Yes, include your Public Provident Fund balance at its current accumulated value, which you can find on the PPF passbook or online portal. PPF is a liquid asset after the lock-in period (15 years, with partial withdrawals allowed from year 7). Even during the lock-in, it has real value and should be counted. The annual interest credited to your PPF account directly increases your net worth each year.
Not necessarily. Negative net worth at 30 is common if you have a home loan, education loan, or car loan taken in your mid-to-late 20s. What matters more is the trajectory — is your net worth improving month over month? A person with Rs -5 lakh net worth growing by Rs 30,000 per month is in a far better position than someone with Rs 10 lakh net worth that has been stagnant for two years. Negative net worth becomes a concern only if it is not improving despite stable income.
The simplest method is a spreadsheet updated monthly or quarterly. List each asset category (bank accounts, FDs, mutual funds, stocks, EPF, PPF, real estate, gold) with current values, then list each liability (home loan outstanding, car loan, personal loan, credit card balance). Calculate the difference. Alternatively, use the [Net Worth Calculator](/net-worth-calculator/) to get an instant figure and track it over time. Many people also use apps like Smallcase or INDmoney that aggregate financial accounts automatically.
FIRE (Financial Independence, Retire Early) is based entirely on net worth. The most common FIRE formula is: target corpus = annual expenses × 25 (the 4% rule). When your investable net worth — excluding your primary home — reaches this figure, you can theoretically retire. For example, if your annual expenses are Rs 12 lakh, you need a net worth of Rs 3 crore in liquid investments. Tracking net worth monthly is the primary way FIRE aspirants measure progress toward their goal.
Yes, your Employee Provident Fund balance is part of your net worth. You can check the current balance on the EPFO member portal or through your employer's payroll system. EPF is a long-term asset with limited early withdrawal options, but it represents real accumulated wealth. Both your contribution and your employer's contribution count. The interest credited each financial year (currently 8.25% for FY 2023-24) increases your net worth annually.
No. Income and net worth are related but not the same. Someone earning Rs 3 lakh per month but spending Rs 2.9 lakh builds net worth far slower than someone earning Rs 1 lakh per month and saving Rs 40,000. Net worth grows through the gap between income and expenses, combined with returns on investments. Lifestyle inflation — where spending rises in proportion to income — is the most common reason high earners have lower net worth than their income would suggest.
Both approaches are valid and serve different purposes. Joint net worth gives the truest picture of household financial health, since shared assets (home, joint accounts) and liabilities (joint home loan) belong to both. Individual net worth is useful for understanding personal financial independence. Most financial planners recommend tracking joint net worth for household goals and individual net worth separately to ensure each partner maintains financial agency and literacy.

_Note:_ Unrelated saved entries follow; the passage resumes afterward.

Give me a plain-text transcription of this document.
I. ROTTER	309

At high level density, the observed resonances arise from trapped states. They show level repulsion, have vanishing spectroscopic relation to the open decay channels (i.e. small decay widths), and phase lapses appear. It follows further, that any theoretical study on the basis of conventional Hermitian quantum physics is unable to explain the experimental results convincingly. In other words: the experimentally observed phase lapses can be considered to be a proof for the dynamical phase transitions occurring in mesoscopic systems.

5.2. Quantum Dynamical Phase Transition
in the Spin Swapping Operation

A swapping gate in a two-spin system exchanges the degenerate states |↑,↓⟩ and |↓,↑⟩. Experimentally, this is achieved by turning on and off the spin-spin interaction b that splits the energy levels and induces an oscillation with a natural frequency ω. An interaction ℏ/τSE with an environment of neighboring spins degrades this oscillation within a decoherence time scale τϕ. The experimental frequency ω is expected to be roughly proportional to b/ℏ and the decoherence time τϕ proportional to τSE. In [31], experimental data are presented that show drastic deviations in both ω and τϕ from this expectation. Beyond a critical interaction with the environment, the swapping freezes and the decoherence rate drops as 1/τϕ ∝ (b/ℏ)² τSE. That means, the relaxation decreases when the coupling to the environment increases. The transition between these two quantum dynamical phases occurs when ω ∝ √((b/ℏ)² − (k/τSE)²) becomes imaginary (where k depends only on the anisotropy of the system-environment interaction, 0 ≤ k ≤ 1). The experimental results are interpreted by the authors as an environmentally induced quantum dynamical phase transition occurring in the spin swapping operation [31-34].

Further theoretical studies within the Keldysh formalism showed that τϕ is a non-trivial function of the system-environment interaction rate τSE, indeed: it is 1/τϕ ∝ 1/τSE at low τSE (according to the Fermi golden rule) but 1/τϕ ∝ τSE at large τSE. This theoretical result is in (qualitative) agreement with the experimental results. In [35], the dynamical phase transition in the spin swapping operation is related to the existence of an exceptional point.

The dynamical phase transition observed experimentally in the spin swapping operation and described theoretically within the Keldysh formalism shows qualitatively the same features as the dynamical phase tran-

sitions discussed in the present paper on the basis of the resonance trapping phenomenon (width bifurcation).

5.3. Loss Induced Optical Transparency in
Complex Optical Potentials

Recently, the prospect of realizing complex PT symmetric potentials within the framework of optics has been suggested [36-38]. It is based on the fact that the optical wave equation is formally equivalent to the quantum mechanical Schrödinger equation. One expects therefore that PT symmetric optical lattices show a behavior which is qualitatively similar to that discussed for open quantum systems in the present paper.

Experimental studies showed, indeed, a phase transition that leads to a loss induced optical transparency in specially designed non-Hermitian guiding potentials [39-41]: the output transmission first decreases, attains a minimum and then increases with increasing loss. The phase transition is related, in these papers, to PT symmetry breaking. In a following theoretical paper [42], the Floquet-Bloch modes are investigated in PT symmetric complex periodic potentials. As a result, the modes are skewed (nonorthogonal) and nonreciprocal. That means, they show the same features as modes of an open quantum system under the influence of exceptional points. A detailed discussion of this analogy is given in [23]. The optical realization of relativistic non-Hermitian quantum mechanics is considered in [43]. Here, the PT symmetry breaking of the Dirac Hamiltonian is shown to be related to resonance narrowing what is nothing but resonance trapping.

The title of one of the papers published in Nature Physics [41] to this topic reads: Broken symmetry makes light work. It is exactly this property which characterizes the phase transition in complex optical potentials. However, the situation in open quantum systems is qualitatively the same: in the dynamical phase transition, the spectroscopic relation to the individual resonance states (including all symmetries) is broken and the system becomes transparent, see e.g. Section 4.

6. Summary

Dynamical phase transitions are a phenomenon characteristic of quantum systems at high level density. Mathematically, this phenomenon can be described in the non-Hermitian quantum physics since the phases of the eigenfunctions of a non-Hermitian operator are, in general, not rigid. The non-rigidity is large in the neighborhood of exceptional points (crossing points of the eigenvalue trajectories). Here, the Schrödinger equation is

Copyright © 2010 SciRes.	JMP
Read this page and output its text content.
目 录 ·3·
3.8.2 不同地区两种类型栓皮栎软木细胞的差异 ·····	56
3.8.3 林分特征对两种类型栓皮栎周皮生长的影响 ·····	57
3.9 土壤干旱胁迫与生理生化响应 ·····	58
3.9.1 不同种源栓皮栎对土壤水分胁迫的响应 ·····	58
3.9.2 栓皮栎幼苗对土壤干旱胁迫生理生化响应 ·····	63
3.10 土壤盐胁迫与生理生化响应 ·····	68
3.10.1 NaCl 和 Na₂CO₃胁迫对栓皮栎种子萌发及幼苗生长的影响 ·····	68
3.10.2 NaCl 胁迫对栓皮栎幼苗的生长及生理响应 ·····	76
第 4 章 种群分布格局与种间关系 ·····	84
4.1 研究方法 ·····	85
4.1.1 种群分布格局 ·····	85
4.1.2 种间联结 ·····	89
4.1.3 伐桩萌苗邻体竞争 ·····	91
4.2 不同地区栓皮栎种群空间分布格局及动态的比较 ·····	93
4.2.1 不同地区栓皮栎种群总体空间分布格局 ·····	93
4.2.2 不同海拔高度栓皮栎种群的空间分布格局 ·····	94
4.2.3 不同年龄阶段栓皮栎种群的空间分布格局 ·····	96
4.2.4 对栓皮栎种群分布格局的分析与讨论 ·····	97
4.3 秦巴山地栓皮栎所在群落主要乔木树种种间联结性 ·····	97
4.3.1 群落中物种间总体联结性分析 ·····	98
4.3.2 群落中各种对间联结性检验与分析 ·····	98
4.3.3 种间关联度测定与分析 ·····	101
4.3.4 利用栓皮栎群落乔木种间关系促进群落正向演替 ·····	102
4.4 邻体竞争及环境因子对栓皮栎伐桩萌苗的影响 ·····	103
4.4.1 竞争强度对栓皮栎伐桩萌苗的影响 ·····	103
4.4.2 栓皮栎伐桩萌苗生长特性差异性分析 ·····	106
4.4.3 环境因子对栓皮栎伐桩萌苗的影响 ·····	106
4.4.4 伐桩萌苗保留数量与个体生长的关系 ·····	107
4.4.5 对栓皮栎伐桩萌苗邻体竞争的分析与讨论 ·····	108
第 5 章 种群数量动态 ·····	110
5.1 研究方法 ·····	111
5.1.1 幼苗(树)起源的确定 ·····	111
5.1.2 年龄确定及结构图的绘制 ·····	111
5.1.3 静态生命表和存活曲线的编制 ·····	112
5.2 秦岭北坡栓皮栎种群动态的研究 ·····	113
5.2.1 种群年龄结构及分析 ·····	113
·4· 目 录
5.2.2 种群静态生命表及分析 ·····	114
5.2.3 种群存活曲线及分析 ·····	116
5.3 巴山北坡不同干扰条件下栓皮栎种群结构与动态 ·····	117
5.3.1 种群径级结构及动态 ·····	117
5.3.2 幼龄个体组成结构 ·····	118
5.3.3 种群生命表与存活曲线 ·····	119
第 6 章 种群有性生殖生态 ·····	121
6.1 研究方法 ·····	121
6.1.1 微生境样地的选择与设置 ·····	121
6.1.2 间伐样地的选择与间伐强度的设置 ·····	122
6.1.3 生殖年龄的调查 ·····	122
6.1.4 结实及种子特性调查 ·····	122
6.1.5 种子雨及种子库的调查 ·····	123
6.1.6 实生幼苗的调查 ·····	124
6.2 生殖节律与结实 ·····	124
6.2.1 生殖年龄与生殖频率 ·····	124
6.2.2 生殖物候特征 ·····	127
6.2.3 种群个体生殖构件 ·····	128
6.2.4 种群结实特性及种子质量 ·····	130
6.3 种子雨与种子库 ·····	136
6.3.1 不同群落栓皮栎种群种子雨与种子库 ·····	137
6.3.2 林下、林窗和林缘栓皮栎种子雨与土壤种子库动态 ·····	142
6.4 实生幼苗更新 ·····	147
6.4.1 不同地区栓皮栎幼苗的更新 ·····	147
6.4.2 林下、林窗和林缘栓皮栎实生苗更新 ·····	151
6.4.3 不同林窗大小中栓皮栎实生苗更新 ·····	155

Yes, a simple spreadsheet works well. Create two sections — Assets and Liabilities — with a row for each item and a column for each month or quarter you update it. The difference between totals is your net worth. Add a chart to visualise the trend over time. The key habit is updating it consistently: once a month or once a quarter is sufficient. Consistency in tracking is more important than the tool you use.